2020.03.31 ■SOMPOグループ・日本ユニシス 農作物安定調達出荷支援を共同開発[2020年3月12日]
SOMPOホールディングス、損保ジャパン日本興亜、SOMPOリスクマネジメント、日本ユニシスは3月12日、フードチェーン上で農作物を仲介する卸・中間事業者向けの「安定調達・安定出荷」支援サービスおよび保険の開発に連携して取り組むことに合意したと発表した。各社がこれまで蓄積してきた気象リスクに対する保険引き受けやリスクマネジメントサービス、フードチェーン分野におけるデータシステム連携、行政や民間企業が保有する各種データを活用したAIによる需要予測などの知見を融合して開発していくとしている。
近年、女性の社会進出や単身世帯の増加、高齢化の進行、生活スタイルの多様化等を背景に、これまで家庭内で行われていた調理や食事を家庭外に依存する「食の外部化」が進み、加工・業務用農作物の需要が増加している。また、消費者の利便志向に対応し、フードチェーンも、カット野菜など、利便性提供型の供給システムへと変化し、加工・業務用農作物の供給には「定時・定量・一定品質・一定価格」が求められるようになってきた。
そのような中で、産地と実需者(加工や小売り)を仲介し、実需者のニーズに合わせて安定的な供給を行う中間事業者(商社や卸業者、納入業者、食品加工メーカーなど)のフードチェーンで果たす役割が大きなものとなってきているが、一方で、農作物は工業製品とは異なり、生産量・需要量の双方が気象などの要因により常に変動することから、生産サイドの収量・品質・収穫時期などの変動リスクと、需要サイドのニーズの変動リスクの双方のリスクを負うことになる中間事業者の経営リスクが大きくなってきているという。中間事業者は、複数の契約産地(ほ場)の生育状況の把握と、実需側のニーズに応じた調達確保のための調整に多大な労力を要しているほか、予定していた調達が確保できない場合は、本来想定していなかった調達先から損失覚悟で調達を行うケースもあるとのこと。
そこで、SOMPOホールディングス、損保ジャパン日本興亜、SOMPOリスクおよび日本ユニシスの4社は、これまで未整備だった生産サイドと需要サイドの情報統合・連携を行い、中間事業者の安定調達・安定出荷を支援するサービスおよび保険の開発に取り組むことにした。

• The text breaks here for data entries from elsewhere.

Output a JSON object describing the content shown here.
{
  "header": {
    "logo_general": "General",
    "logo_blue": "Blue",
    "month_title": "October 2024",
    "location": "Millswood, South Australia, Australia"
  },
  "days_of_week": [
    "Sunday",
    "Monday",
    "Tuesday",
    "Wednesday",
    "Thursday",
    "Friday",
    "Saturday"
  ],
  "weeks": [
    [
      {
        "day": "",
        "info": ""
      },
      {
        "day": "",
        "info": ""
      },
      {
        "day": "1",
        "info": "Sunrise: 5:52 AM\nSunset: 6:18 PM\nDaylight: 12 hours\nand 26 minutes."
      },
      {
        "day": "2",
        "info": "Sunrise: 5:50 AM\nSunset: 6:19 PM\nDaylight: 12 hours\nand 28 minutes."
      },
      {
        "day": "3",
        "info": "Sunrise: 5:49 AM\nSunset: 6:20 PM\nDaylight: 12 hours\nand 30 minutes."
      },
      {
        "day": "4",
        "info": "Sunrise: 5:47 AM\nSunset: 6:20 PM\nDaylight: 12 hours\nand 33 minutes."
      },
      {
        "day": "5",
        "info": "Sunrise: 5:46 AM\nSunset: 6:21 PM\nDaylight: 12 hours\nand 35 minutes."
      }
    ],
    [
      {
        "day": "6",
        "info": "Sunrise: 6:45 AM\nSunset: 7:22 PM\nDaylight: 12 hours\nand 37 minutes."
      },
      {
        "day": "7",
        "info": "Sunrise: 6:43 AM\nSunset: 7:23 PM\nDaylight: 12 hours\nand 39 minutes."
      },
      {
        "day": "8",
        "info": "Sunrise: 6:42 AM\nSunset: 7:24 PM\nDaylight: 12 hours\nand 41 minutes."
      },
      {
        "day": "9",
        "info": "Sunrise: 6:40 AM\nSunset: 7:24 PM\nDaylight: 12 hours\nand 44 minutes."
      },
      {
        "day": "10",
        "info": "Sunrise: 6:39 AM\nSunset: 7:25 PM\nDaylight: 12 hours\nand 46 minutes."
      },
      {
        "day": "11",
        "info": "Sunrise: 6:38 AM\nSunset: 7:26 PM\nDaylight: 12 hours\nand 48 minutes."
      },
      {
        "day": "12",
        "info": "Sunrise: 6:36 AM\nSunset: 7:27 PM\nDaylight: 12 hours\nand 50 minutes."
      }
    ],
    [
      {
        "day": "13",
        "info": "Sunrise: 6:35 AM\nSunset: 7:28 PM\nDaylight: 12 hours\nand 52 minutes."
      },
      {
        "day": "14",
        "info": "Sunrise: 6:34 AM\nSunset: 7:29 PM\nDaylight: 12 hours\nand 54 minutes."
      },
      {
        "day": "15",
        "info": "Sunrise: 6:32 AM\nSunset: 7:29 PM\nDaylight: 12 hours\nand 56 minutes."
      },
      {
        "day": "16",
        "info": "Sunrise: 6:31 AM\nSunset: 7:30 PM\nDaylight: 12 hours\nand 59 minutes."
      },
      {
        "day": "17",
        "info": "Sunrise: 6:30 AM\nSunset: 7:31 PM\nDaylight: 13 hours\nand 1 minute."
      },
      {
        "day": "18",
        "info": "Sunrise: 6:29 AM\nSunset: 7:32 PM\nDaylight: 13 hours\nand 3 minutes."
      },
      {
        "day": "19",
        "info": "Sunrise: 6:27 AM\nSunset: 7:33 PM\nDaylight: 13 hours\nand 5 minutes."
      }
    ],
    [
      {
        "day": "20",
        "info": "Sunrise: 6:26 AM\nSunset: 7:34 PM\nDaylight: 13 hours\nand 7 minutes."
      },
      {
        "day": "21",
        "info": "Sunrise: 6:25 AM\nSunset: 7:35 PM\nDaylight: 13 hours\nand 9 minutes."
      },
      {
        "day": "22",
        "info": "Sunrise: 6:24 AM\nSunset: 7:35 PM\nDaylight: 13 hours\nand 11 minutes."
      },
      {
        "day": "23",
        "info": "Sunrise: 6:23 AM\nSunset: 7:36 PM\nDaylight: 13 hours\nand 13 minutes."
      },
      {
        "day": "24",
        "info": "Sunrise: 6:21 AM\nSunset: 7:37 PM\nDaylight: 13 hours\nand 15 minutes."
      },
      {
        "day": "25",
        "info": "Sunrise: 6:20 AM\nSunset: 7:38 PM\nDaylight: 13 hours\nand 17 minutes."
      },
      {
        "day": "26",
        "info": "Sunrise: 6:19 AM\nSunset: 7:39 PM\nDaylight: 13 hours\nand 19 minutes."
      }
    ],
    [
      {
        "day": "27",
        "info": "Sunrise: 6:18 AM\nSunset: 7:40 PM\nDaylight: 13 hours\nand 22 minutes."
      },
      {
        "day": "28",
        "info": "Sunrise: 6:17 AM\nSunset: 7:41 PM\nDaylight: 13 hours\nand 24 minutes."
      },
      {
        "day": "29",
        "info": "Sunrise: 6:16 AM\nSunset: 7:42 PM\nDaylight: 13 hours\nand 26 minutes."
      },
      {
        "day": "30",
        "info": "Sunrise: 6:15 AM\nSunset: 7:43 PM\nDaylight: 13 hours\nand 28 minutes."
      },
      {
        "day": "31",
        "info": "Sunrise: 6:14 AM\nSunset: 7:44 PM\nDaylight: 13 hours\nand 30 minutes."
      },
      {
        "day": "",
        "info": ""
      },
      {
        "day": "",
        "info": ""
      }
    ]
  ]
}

開発に当たっては、生産関連データから需要データまで、フードチェーンに関連するデータを幅広く集約、これらのデータと日本ユニシスのデータ・AIサービス「RinzaR」(注)のナレッジを活用し、農作物収穫量・品質・収穫時期予測モデルと需要予測モデルを開発する。これらの予測モデルから、中間事業者に対し、収穫や需要の予測情報を提供し、中間事業者による産地の収穫時期と実需のタイムリーなマッチングや、最適化のための生産サイドと実需サイド双方への働き掛けを支援する。
また、損保ジャパン日本興亜は、異常気象などの不測の事態により、中間事業者が産地(ほ場)から農作物を調達できなくなった場合の代替調達にかかる費用を補償する保険(代替調達費用補償保険)を提供し、中間事業者の経営の安定化を支援する。これらによって、中間事業者によるフードチェーン最適化、安定調達・安定出荷が実現するとしている。
損保ジャパン日本興亜とSOMPOリスクマネジメント、日本ユニシスは、国立研究開発法人農業・食品産業技術総合研究機構が研究代表である、国立研究開発法人情報通信研究機構の委託研究に参画しており、今後、中国四国地域を中心に、本サービスの共同開発に向けた実証実験を実施する予定となっている。また、4社は、同委託研究と並行して、他地域の中間事業者とも実証実験を行い、本サービスの社会実装に向けた取り組みを加速していくとしている。
(注)RinzaRは、日本ユニシスのデータ・AI利活用に関する知見を基に、顧客のビジネス課題を解決に導くサービス群。自然言語処理、統計解析・将来予測、機械学習や深層学習などのAI関連技術に、パートナーのクラウドサービスやソフトウエア技術をオープン指向で組み合わせ、Rinzaサービスとして提供している。